IFRA: Die Telegraph Media Group war der erste britische Content-Anbieter für das G1-Handy von Telekom, mit Android als Betriebssystem. Wie wurde dieser Service vom Markt aufgenommen?
Aashish Chandarana: Wir führten die Applikation in enger Zusammenarbeit mit Google, einem der wichtigsten Partner von The Telegraph, ein. Dabei achteten wir darauf, dass die Anwendung genau zu dem Tag bereitgestellt werden konnte, als das Smartphone auf dem US-Markt und eine Woche später auch auf dem britischen Markt vorgestellt wurde. Unsere Applikation zählt nach wie vor zu den nachgefragtesten Nachrichten-Applikationen im Android Market. Sie gewinnt eine stetig steigende Zahl von Nutzern. Die Applikation liegt nun in Version 3 vor und wir verbessen und erweitern sie beständig um neue Merkmale. Unser Produkt zählt sicherlich zu den erfolgreichsten und am häufigsten heruntergeladenen Anwendungen im Nachrichtenbereich.
IFRA: Und wie war die Resonanz vonseiten der Werbetreibenden?
A. Chandarana: Derzeit bieten wir noch keine Werbung über unsere Applikation. Allerdings haben wir einen Sponsor, die Firma Cisco. Sie wollten davon profitieren, dass wir mit diesem Produkt die ersten auf dem Markt sein würden. Vorläufig kann ich mich nicht dazu äußern, welches Volumen dieses Sponsoring hat und auf welchen Zeitraum es angelegt ist.
IFRA: Sie haben doch kürzlich auch eine Applikation für das iPhone vorgestellt?

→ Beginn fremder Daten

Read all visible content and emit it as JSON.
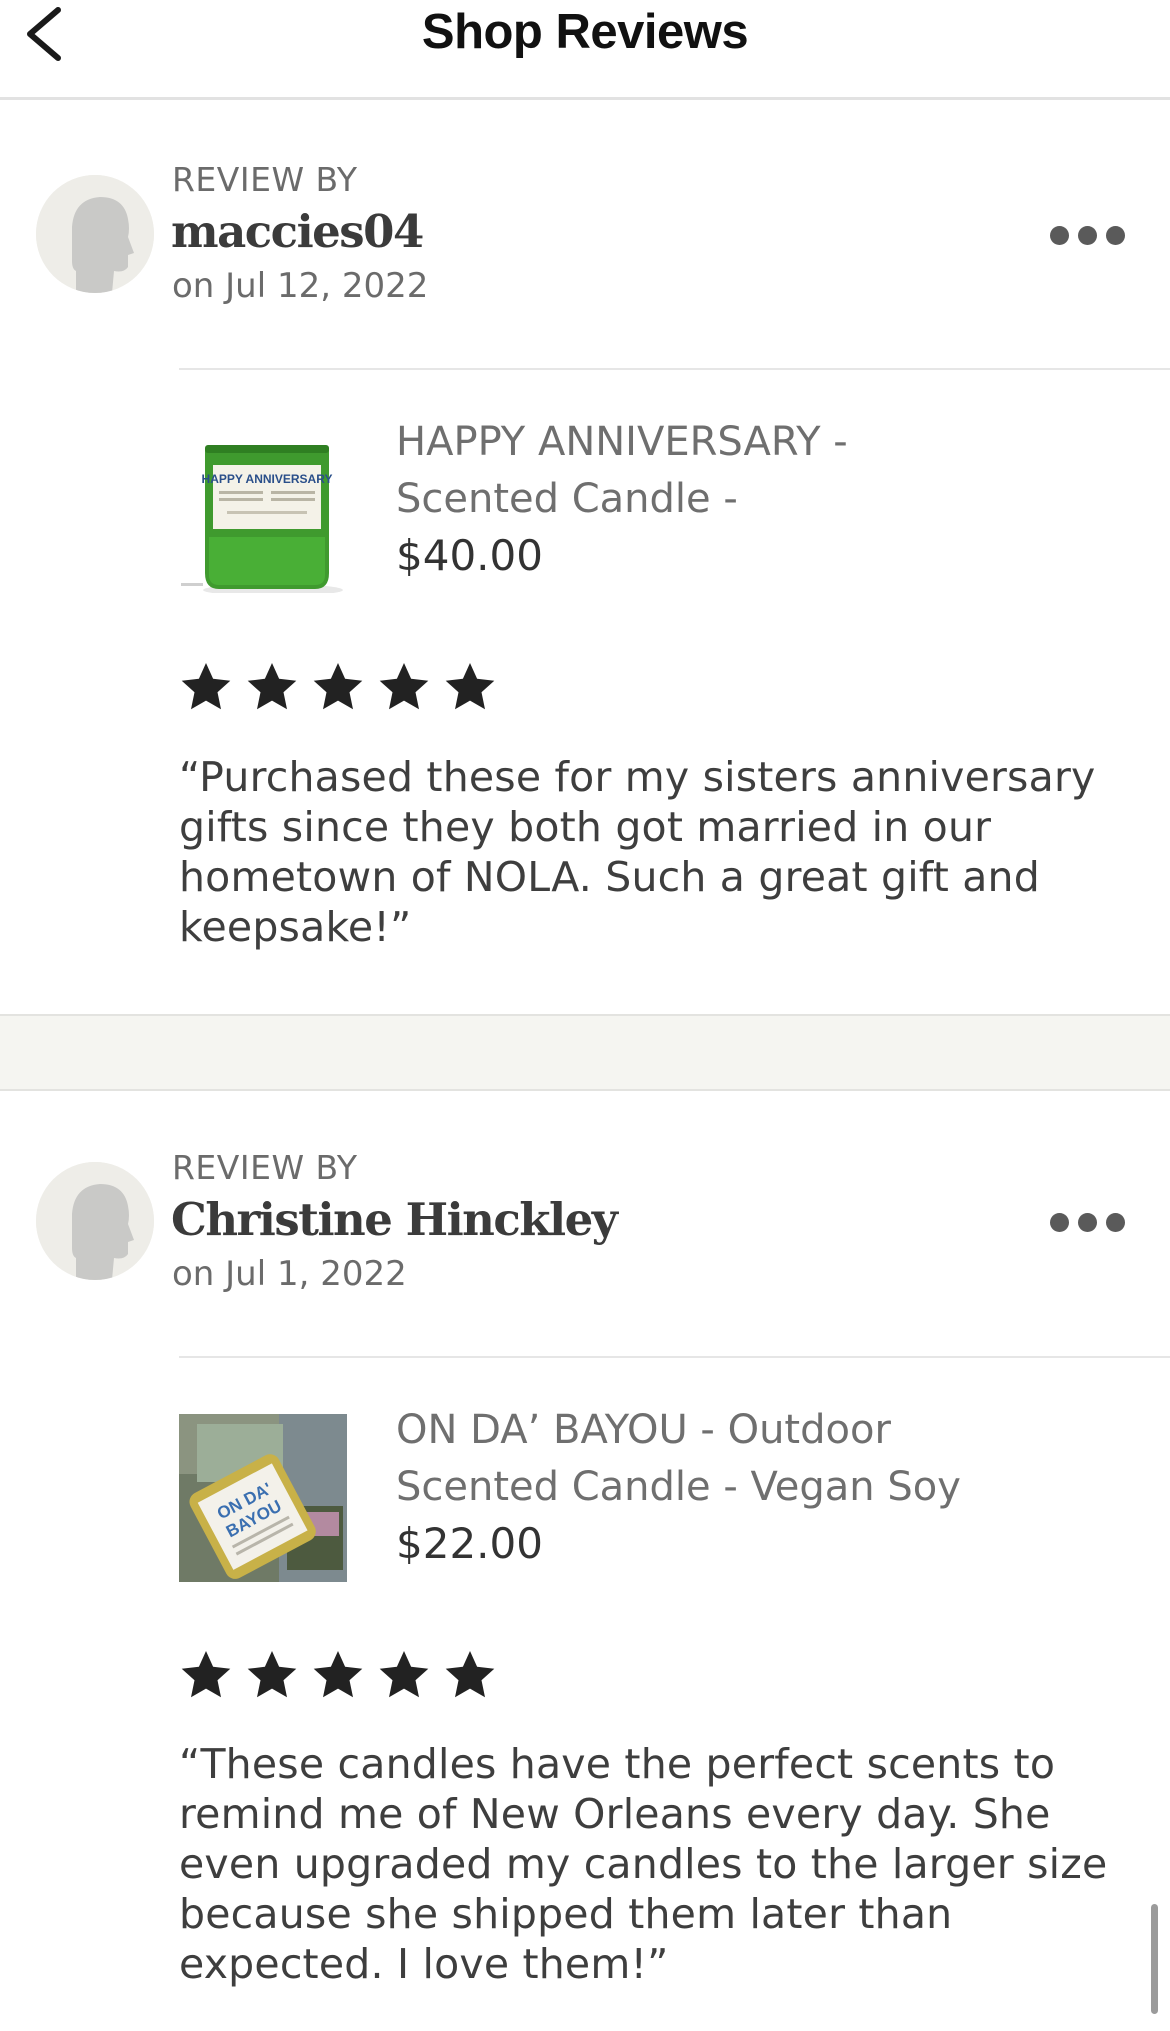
{
  "header": {
    "title": "Shop Reviews",
    "back_icon": "chevron-left-icon"
  },
  "reviews": [
    {
      "review_by_label": "REVIEW BY",
      "reviewer": "maccies04",
      "date": "on Jul 12, 2022",
      "product": {
        "title_line1": "HAPPY ANNIVERSARY -",
        "title_line2": "Scented Candle -",
        "price": "$40.00",
        "label_line1": "HAPPY ANNIVERSARY"
      },
      "rating": 5,
      "text": "“Purchased these for my sisters anniversary gifts since they both got married in our hometown of NOLA. Such a great gift and keepsake!”"
    },
    {
      "review_by_label": "REVIEW BY",
      "reviewer": "Christine Hinckley",
      "date": "on Jul 1, 2022",
      "product": {
        "title_line1": "ON DA’ BAYOU - Outdoor",
        "title_line2": "Scented Candle - Vegan Soy",
        "price": "$22.00",
        "label_line1": "ON DA'",
        "label_line2": "BAYOU"
      },
      "rating": 5,
      "text": "“These candles have the perfect scents to remind me of New Orleans every day. She even upgraded my candles to the larger size because she shipped them later than expected. I love them!”"
    }
  ],
  "icons": {
    "more": "more-horizontal-icon",
    "star": "star-icon",
    "avatar": "default-user-avatar-icon"
  },
  "colors": {
    "star": "#222222",
    "separator": "#f5f5f1",
    "muted_text": "#6f6f6f"
  }
}
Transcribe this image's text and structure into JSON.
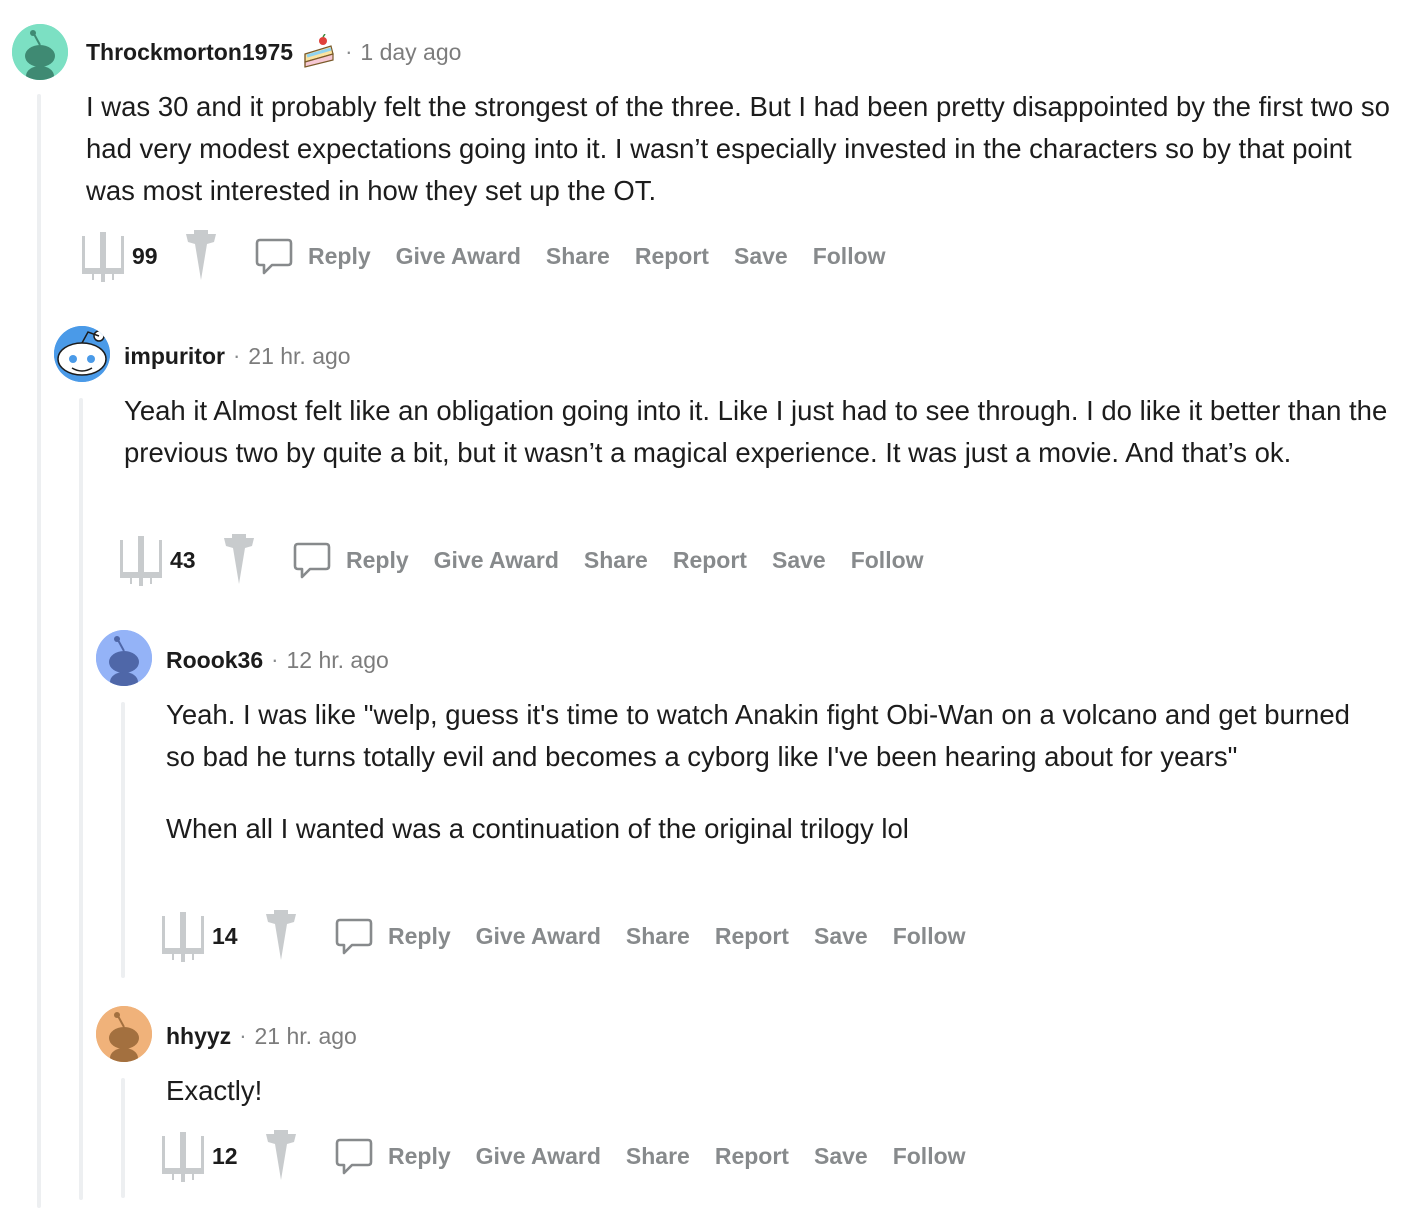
{
  "comments": [
    {
      "username": "Throckmorton1975",
      "flair": "cake-icon",
      "separator": "·",
      "time": "1 day ago",
      "paragraphs": [
        "I was 30 and it probably felt the strongest of the three. But I had been pretty disappointed by the first two so had very modest expectations going into it. I wasn’t especially invested in the characters so by that point was most interested in how they set up the OT."
      ],
      "score": "99",
      "avatar_color": "#7ce0c3"
    },
    {
      "username": "impuritor",
      "separator": "·",
      "time": "21 hr. ago",
      "paragraphs": [
        "Yeah it Almost felt like an obligation going into it. Like I just had to see through. I do like it better than the previous two by quite a bit, but it wasn’t a magical experience. It was just a movie. And that’s ok."
      ],
      "score": "43",
      "avatar_color": "#4a9ae8"
    },
    {
      "username": "Roook36",
      "separator": "·",
      "time": "12 hr. ago",
      "paragraphs": [
        "Yeah. I was like \"welp, guess it's time to watch Anakin fight Obi-Wan on a volcano and get burned so bad he turns totally evil and becomes a cyborg like I've been hearing about for years\"",
        "When all I wanted was a continuation of the original trilogy lol"
      ],
      "score": "14",
      "avatar_color": "#94b3f7"
    },
    {
      "username": "hhyyz",
      "separator": "·",
      "time": "21 hr. ago",
      "paragraphs": [
        "Exactly!"
      ],
      "score": "12",
      "avatar_color": "#f0b27a"
    }
  ],
  "actions": {
    "reply": "Reply",
    "give_award": "Give Award",
    "share": "Share",
    "report": "Report",
    "save": "Save",
    "follow": "Follow"
  },
  "icons": {
    "upvote": "xwing-upvote-icon",
    "downvote": "stardestroyer-downvote-icon",
    "reply": "chat-bubble-icon"
  },
  "colors": {
    "action_text": "#878a8c",
    "icon_gray": "#c8cbcd",
    "thread_line": "#edeff1"
  }
}
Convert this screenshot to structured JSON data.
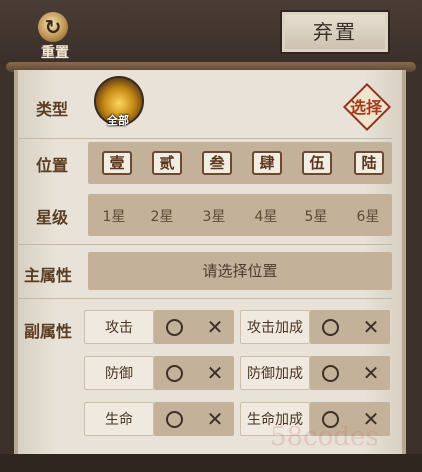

A. Chandarana: Ja, eine solche Applikation für das iPhone wurde bereits vorgestellt, doch sie hat noch einige kleinere Fehler, an denen wir gerade arbeiten. Hinsichtlich der Gestaltung und Funktionalität ist sie identisch mit der Android-Anwendung. Der einzige Unterschied liegt darin, wie sich die Applikation auf dem jeweiligen Gerät verhält bzw. dass einige Kleinigkeiten auf einem Android-Gerät möglicherweise anders wiedergegeben werden.
IFRA: Ist es schwierig und aufwendig, eine Applikation, die für ein bestimmtes Mobiltelefon und ein spezielles Betriebssystem entwickelt wurde, für ein anderes Gerät bzw. Betriebssystem anzupassen?
A. Chandarana: Ja sehr. Jedes Gerät hat seine eigenen Merkmale und Programmierungen, sodass es mit einfachem Cut&Paste nicht getan ist. Es erfordert eine gewisse Überarbeitung mithilfe der Toolsets, die für all diese Geräte erhältlich sind. Wir sind zuversichtlich, dass wir hier gute Fortschritte machen. Wir nutzen bei unseren Bemühungen die Partnerschaften, die wir bei The Telegraph haben, und dies trägt sicherlich erheblich dazu bei, dass wir gute Produkte entwickeln.
IFRA: Warum haben Sie zunächst eine Applikation für Android entwickelt, wo doch das iPhone zuerst auf den Markt kam?
A. Chandarana: Vor allem aufgrund unserer Beziehung zu Google. Wir konnten die Ressourcen nutzen, die wir zu dem Zeitpunkt intern zur Verfügung hatten, und auf die Unterstützung und Hilfe von Google zählen. Nachdem die Android-Applikation erfolgreich eingeführt war und stabil lief, haben wir die iPhone-Version entwickelt. Für die Reihenfolge gab es eigentlich keinen bestimmten Grund; es war lediglich eine Frage der Umstände, dass die Android-Version zuerst entwickelt wurde.
IFRA: Wurden die Applikationen für das Google-Handy und das iPhone intern bei Ihnen im Haus entwickelt?
A. Chandarana: Wir haben eine langjährige Partnerschaft mit einem externen Unternehmen, das uns bei der Entwicklung dieser Applikationen unterstützte. Dieses Unternehmen hat mit The Telegraph bereits bei einer Reihe anderer Projekte, nicht nur im Mobilbereich, zusammengearbeitet und uns gute Unterstützung geleistet.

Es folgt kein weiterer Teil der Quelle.